High-yield: Long-standing discharging sinus/scar → think Marjolin's ulcer (well-differentiated SCC, slow-growing, painless because of destroyed lymphatics/nerves, spreads late).


Key differentials

  • A perianal abscess vs a fistula-in-ano — abscess is the acute phase, fistula the chronic sequel.
  • Pilonidal sinus vs perianal fistula vs hidradenitis suppurativa (apocrine gland inflammation, multiple sinuses in axilla/groin).
  • Cold abscess (TB) vs pyogenic abscess — cold abscess lacks acute signs; do NOT incise (risk of non-healing sinus).
  • Cellulitis (no drainable collection) vs abscess (drainable) — USG settles it and changes management.

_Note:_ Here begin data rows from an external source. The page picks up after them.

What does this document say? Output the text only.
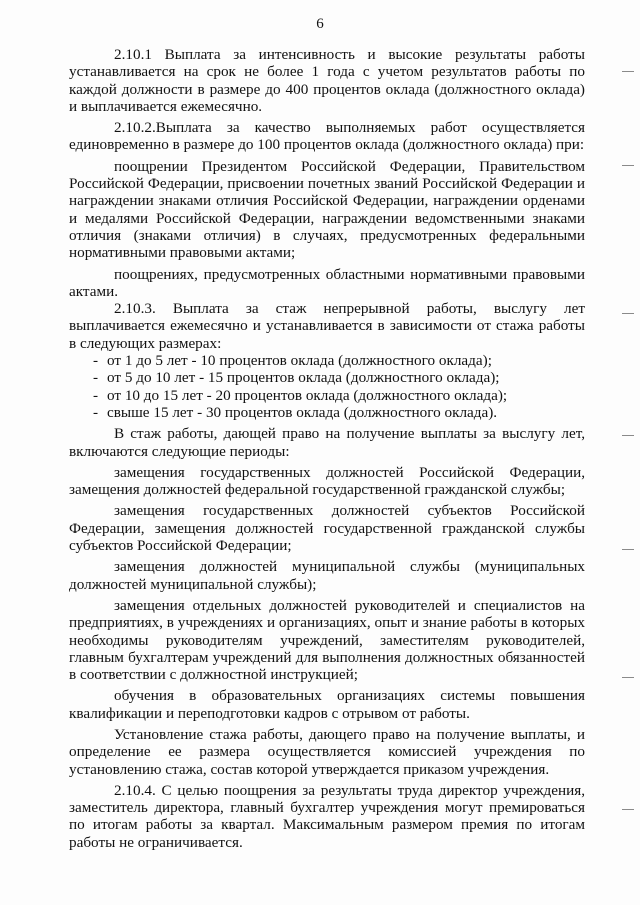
6

2.10.1 Выплата за интенсивность и высокие результаты работы устанавливается на срок не более 1 года с учетом результатов работы по каждой должности в размере до 400 процентов оклада (должностного оклада) и выплачивается ежемесячно.

2.10.2.Выплата за качество выполняемых работ осуществляется единовременно в размере до 100 процентов оклада (должностного оклада) при:

поощрении Президентом Российской Федерации, Правительством Российской Федерации, присвоении почетных званий Российской Федерации и награждении знаками отличия Российской Федерации, награждении орденами и медалями Российской Федерации, награждении ведомственными знаками отличия (знаками отличия) в случаях, предусмотренных федеральными нормативными правовыми актами;

поощрениях, предусмотренных областными нормативными правовыми актами.

2.10.3. Выплата за стаж непрерывной работы, выслугу лет выплачивается ежемесячно и устанавливается в зависимости от стажа работы в следующих размерах:

- от 1 до 5 лет - 10 процентов оклада (должностного оклада);
- от 5 до 10 лет - 15 процентов оклада (должностного оклада);
- от 10 до 15 лет - 20 процентов оклада (должностного оклада);
- свыше 15 лет - 30 процентов оклада (должностного оклада).

В стаж работы, дающей право на получение выплаты за выслугу лет, включаются следующие периоды:

замещения государственных должностей Российской Федерации, замещения должностей федеральной государственной гражданской службы;

замещения государственных должностей субъектов Российской Федерации, замещения должностей государственной гражданской службы субъектов Российской Федерации;

замещения должностей муниципальной службы (муниципальных должностей муниципальной службы);

замещения отдельных должностей руководителей и специалистов на предприятиях, в учреждениях и организациях, опыт и знание работы в которых необходимы руководителям учреждений, заместителям руководителей, главным бухгалтерам учреждений для выполнения должностных обязанностей в соответствии с должностной инструкцией;

обучения в образовательных организациях системы повышения квалификации и переподготовки кадров с отрывом от работы.

Установление стажа работы, дающего право на получение выплаты, и определение ее размера осуществляется комиссией учреждения по установлению стажа, состав которой утверждается приказом учреждения.

2.10.4. С целью поощрения за результаты труда директор учреждения, заместитель директора, главный бухгалтер учреждения могут премироваться по итогам работы за квартал. Максимальным размером премия по итогам работы не ограничивается.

Recently asked / exam angle

  • "Number of openings in a fistula?" → Two. (Sinus = one.)
  • Goodsall's rule — direction/curvature of the track based on external opening position; the 3 cm anterior exception is a favourite trap.
  • "Commonest cause of a non-healing sinus/fistula?" → Foreign body (FRIEND mnemonic asked directly).
  • "Treatment of choice for a low anal fistula?" → Fistulotomy; for high fistula → seton.
  • "Investigation of choice for complex fistula-in-ano?" → MRI pelvis.
  • "Sterile firm mass after partially treated abscess?" → Antibioma.
  • Hilton's method of abscess drainage (near vital structures) — definition-based recall.
  • Enterocutaneous fistula management → SNAP; high-output cut-off >500 mL/day; octreotide reduces output.
  • Commonest organism in pyogenic abscess → Staphylococcus aureus.
  • Park's classification — commonest type is intersphincteric.

Rapid revision

  1. Abscess = pus in a cavity walled by a pyogenic membrane; commonest organism S. aureus.
  2. Definitive treatment of an abscess is incision & drainage — antibiotics alone fail (pyogenic membrane).
  3. Leave the drained cavity open to heal by secondary intention; use Hilton's method near vital structures.
  4. Antibioma = sterile hard mass from giving antibiotics without draining.
  5. Cold abscess (TB) — aspirate via a non-dependent site + ATT; do NOT incise.
  6. Sinus = one opening (blind track); Fistula = two openings (joins two epithelial surfaces).
  7. Causes of non-healing sinus/fistula = FRIEND (Foreign body, Radiation, Infection, Epithelialisation, Neoplasm, Distal obstruction); foreign body is commonest.
  8. Pilonidal sinus — hair-bearing natal cleft; treat with flap excision (Limberg/Karydakis), not midline closure.
  9. Fistula-in-ano arises from cryptoglandular anal gland infection; internal opening at the dentate line.
  10. Goodsall's rule — anterior opening = straight radial track; posterior = curved to 6 o'clock midline; anterior >3 cm is the exception.
  11. MRI pelvis is the investigation of choice for complex fistula-in-ano; fistulotomy for low, seton/LIFT for high.
  12. Enterocutaneous fistula → manage by SNAP (Sepsis, Nutrition, Anatomy, Procedure); high output >500 mL/day; chronic sinus/scar → suspect Marjolin's ulcer (SCC).